Louise Aronson, a professor of medicine and geriatrics at UCSF, said isolation is “really bad” for “physical and mental health.”

“For these people in particular, they are frail, and the less activity there is, the more they decline,” she added.

San Francisco hailed Laguna Honda, which is run by the city’s Department of Public Health, as a success for its ability to fight the coronavirus and prevent deaths. In the early days of the pandemic, state and federal officials stepped in and provided training and a plan to help in case of an outbreak.

That big outbreak came in December when cases hit a high and the facility’s first three deaths were reported. Cases remained elevated in January at 53.

“December and January were very difficult for us,” said Chauncey Jackson, who runs the Environmental Services Department and is the planning lead on COVID response at the facility. “People were more scared and more nervous. We really had to go to the extra mile.”

But by February, only four people tested positive and no one has tested positive in March. And that’s, in large part, due to the vaccinations. As of Thursday, 85% of residents had received both doses of vaccines and another 5% had received their first shot.

“They vaccinated us lickety-split,” Clark said Thursday.

More than 80% of staff — about 1,400 employees — were fully vaccinated and another 2% had gotten one dose.

Jackson said the facility based decisions about visits on the city’s health orders and vaccination rates.

“We wanted to make sure that residents were not only vaccinated at a high rate, but also at the same time that all the staff were prepared to do visitation again,” Jackson said.

Saed Gheith, a 45-year-old Laguna Honda resident, said the lockdown has taken a toll on him. He’s anxious to see his parents and seven siblings who live in Daly City. He is still waiting to get an appointment for them to come visit.

“It’s been so long,” he said. “They keep asking when they can come visit.”

Michael Monley, Clark’s father, said the forced separation during the pandemic has been stressful at times. The Monleys live near the hospital and would visit Clark at least twice a week for lunch before the pandemic.
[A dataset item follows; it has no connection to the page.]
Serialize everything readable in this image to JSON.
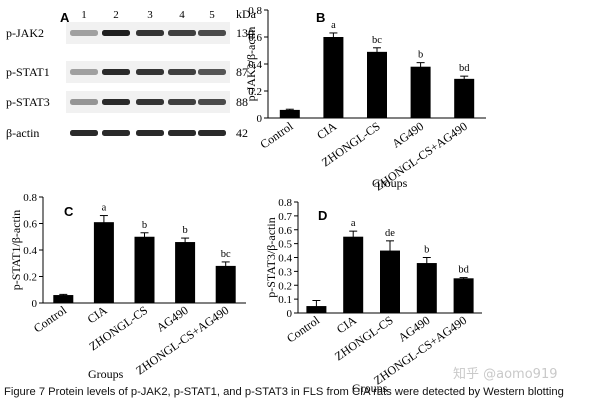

“As the months have gone on, we’ve had less and less contact with people,” Michael Monley said before glancing at his son. “It’s really nice to sit here, it’s really great.”

Visits at Laguna Honda have been sporadic over the last year. In March, San Francisco barred non-essential visitors at skilled nursing facilities, but in September, outdoor, window and vehicle visitation were allowed. After the facility shut down to visitors again in December, Clark and his parents relied on daily phone calls and Zoom chats that included his sister, who lives in New York.

After learning visits would be allowed again, Michael Monley told his son to get them on the list right away.

The staff schedules six visits per day — a combination of vehicle visits and in-person outdoor gatherings either at the facility’s basketball courts or in another open space.

Visitors — who are screened for COVID symptoms — and residents must wear masks and stay 6 feet apart.

So, on Thursday, Clark and his parents — who are all vaccinated —couldn’t hug. Instead, they caught up on new movies to watch online and discussed when to expect the next round of stimulus checks. But for Karen Monley, it was the perfect birthday gift after a year of uncertainty.

“This was quite enough,” she said with a laugh.